Is mental burnout actually a thing?


Burnout is an occupational syndrome where you just feel like you have nothing left to give. You are done, fed, up, checked out, and have felt this way for some time. You may experience symptoms of indifference, agitation, irritability, anger, anxiety, and depression. 

Burnout is identified in the 11th edition of the International Classification of Diseases (ICD-11) as a specific occupational phenomenon. Initially recognized by Herbert Freudenberger, burnout can manifest in both mental and physical symptoms. It is classified as a syndrome, rather than a medical condition, that results from unrelenting and prolonged workplace stress. Burnout leaves individuals in a state of emotional and physical distress, that can also lead to feelings of reduced personal and professional accomplishment an identity. Whatever the cause of the burnout, it significantly affect your mental health. 

Most often, we think of burnout as a solely work-related syndrome. However, many people do not only experience burnout with work, but also with studying, parenting, COVID, or any sort of stressor that causes significant and prolonged emotional exhaustion. This can result in attitude and mood changes, and often family members, friends, and individuals in your work environment may notice the shift. Burnout can result from high level demands, such as working overtime shifts in a healthcare setting, and result in ongoing feelings of overwhelm, feelings of hopelessness, cynicism, and general exhaustion.

In a butshell: Burnout manifests a result from doing too much for too long.

What are the risk factors for burnout?

Anyone can be at a risk of burnout. Burnout often affects individuals who are hard workers and people pleasers, those with big hearts that are the “givers” of the community. Those who may be at risk for burnout may have personal or job-related tasks, demands, and responsibilities that are above and beyond what one could consider a reasonable level of stress, for a prolonged period of time.

How do I know if I am experiencing burnout?

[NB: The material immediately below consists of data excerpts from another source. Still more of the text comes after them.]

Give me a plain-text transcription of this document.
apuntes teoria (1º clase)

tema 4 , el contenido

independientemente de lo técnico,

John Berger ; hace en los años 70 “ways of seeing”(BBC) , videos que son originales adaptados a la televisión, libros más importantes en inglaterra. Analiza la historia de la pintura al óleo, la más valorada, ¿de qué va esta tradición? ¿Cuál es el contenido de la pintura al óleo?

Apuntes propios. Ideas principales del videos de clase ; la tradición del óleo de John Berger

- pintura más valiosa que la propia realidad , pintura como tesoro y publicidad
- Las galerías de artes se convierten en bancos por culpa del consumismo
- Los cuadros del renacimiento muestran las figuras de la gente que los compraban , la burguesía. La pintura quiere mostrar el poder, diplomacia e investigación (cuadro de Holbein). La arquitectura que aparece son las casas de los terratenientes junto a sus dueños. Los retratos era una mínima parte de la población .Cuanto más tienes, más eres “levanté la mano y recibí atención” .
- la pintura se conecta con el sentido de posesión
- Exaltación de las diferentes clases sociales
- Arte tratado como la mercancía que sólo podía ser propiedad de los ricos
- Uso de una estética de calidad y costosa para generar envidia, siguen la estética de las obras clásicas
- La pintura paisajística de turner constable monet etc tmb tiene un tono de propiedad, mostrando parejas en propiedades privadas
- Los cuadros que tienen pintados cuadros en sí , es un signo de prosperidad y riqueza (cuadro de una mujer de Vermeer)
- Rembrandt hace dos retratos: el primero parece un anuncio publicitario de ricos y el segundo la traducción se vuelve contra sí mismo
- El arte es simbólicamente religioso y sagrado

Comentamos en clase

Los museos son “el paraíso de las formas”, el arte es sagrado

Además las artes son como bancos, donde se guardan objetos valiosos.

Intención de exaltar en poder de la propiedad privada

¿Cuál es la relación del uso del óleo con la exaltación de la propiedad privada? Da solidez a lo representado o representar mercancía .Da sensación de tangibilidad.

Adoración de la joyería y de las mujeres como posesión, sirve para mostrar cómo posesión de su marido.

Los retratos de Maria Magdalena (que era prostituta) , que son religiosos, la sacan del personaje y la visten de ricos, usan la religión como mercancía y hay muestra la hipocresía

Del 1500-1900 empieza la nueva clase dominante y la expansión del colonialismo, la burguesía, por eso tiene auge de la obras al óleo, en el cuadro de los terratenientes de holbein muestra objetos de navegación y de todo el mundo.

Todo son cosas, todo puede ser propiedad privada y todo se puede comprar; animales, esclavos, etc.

Warning signs of burnout not only include emotional exhaustion, but a myriad of both mental and physical symptoms. The best way to explore if you may be burnt out is by starting to ask yourself questions:

Have I become indifferent to the patients or population that I work with?

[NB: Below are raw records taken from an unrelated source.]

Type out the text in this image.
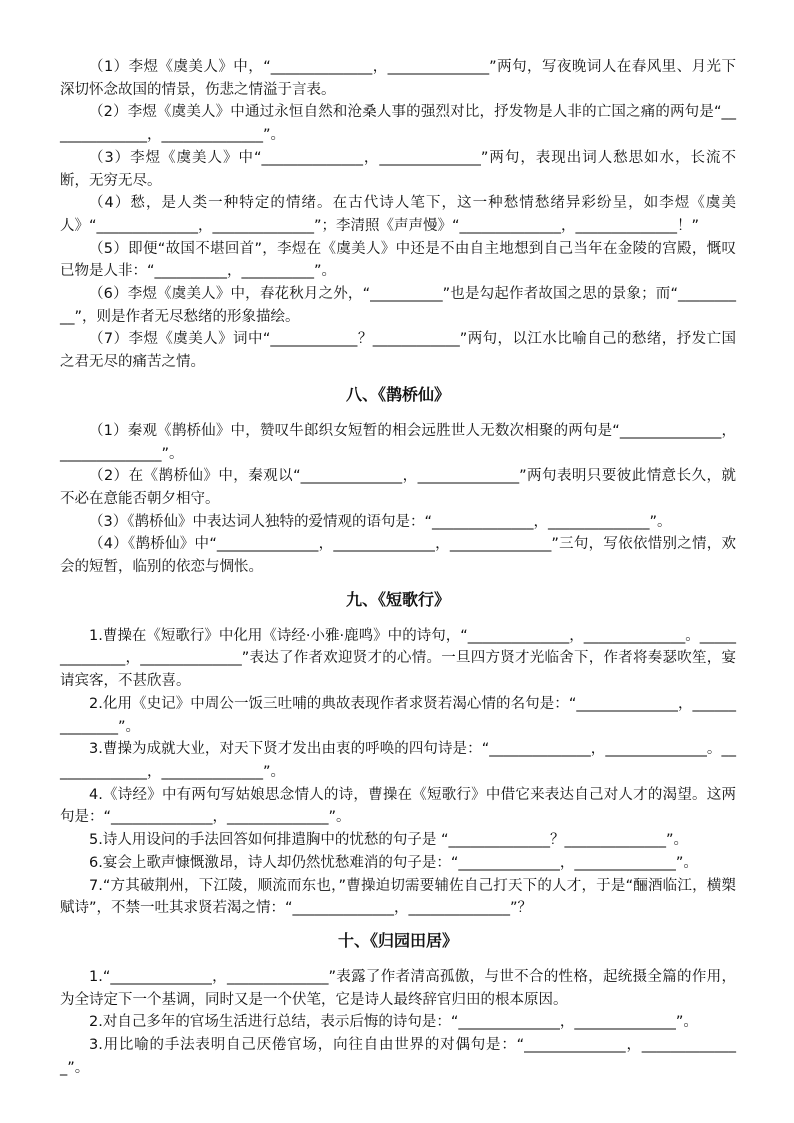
（1）李煜《虞美人》中，“______________，______________”两句，写夜晚词人在春风里、月光下深切怀念故国的情景，伤悲之情溢于言表。

（2）李煜《虞美人》中通过永恒自然和沧桑人事的强烈对比，抒发物是人非的亡国之痛的两句是“______________，______________”。

（3）李煜《虞美人》中“______________，______________”两句，表现出词人愁思如水，长流不断，无穷无尽。

（4）愁，是人类一种特定的情绪。在古代诗人笔下，这一种愁情愁绪异彩纷呈，如李煜《虞美人》“______________，______________”；李清照《声声慢》“______________，______________！”

（5）即便“故国不堪回首”，李煜在《虞美人》中还是不由自主地想到自己当年在金陵的宫殿，慨叹已物是人非：“__________，__________”。

（6）李煜《虞美人》中，春花秋月之外，“__________”也是勾起作者故国之思的景象；而“__________”，则是作者无尽愁绪的形象描绘。

（7）李煜《虞美人》词中“____________？____________”两句，以江水比喻自己的愁绪，抒发亡国之君无尽的痛苦之情。

八、《鹊桥仙》

（1）秦观《鹊桥仙》中，赞叹牛郎织女短暂的相会远胜世人无数次相聚的两句是“______________，______________”。

（2）在《鹊桥仙》中，秦观以“______________，______________”两句表明只要彼此情意长久，就不必在意能否朝夕相守。

（3）《鹊桥仙》中表达词人独特的爱情观的语句是：“______________，______________”。

（4）《鹊桥仙》中“______________，______________，______________”三句，写依依惜别之情，欢会的短暂，临别的依恋与惆怅。

九、《短歌行》

1.曹操在《短歌行》中化用《诗经·小雅·鹿鸣》中的诗句，“______________，______________。______________，______________”表达了作者欢迎贤才的心情。一旦四方贤才光临舍下，作者将奏瑟吹笙，宴请宾客，不甚欣喜。

2.化用《史记》中周公一饭三吐哺的典故表现作者求贤若渴心情的名句是：“______________，______________”。

3.曹操为成就大业，对天下贤才发出由衷的呼唤的四句诗是：“______________，______________。______________，______________”。

4.《诗经》中有两句写姑娘思念情人的诗，曹操在《短歌行》中借它来表达自己对人才的渴望。这两句是：“______________，______________”。

5.诗人用设问的手法回答如何排遣胸中的忧愁的句子是 “______________？______________”。

6.宴会上歌声慷慨激昂，诗人却仍然忧愁难消的句子是：“______________，______________”。

7.“方其破荆州，下江陵，顺流而东也，”曹操迫切需要辅佐自己打天下的人才，于是“酾酒临江，横槊赋诗”，不禁一吐其求贤若渴之情：“______________，______________”？

十、《归园田居》

1.“______________，______________”表露了作者清高孤傲，与世不合的性格，起统摄全篇的作用，为全诗定下一个基调，同时又是一个伏笔，它是诗人最终辞官归田的根本原因。

2.对自己多年的官场生活进行总结，表示后悔的诗句是：“______________，______________”。

3.用比喻的手法表明自己厌倦官场，向往自由世界的对偶句是：“______________，______________”。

Have I been considering leaving my profession?

Do I lack the mental and physical energy to maintain my productivity?

Have I been feeling disillusioned about this job? 

Am I feeling that my job is no longer what was once cracked up to be?

How difficult is it for me to get started in the morning? 

Do I dread getting up and going to work?

How has my sleep patterns, quality, and quantity of my sleep changed since I started feeling off?

Have I become increasingly irritable and impatient with my colleagues, coworkers, customers, or patients?

Has there been a decrease in a sense of satisfaction in my work?

Have other people noticed that my mood has significantly changed in the past few months?

Have I been using dark humor more frequently that I normally do?

Am I experiencing increased cynicism and criticism directed at work and to my colleagues?

Have I recently experienced increased physical discomfort that has not been medically explained?  

Taking Action

The first step would be to contact your doctor and make an appointment if you are considering the possibility of burnout. Talking to a mental health professional with experience in treating burnout can help ease the symptoms and related conditions, such as anxiety and depression. Overcoming burnout is a unique journey specific to each individual and their needs – reaching out for support from medical and healthcare professionals can be the first step towards positive change.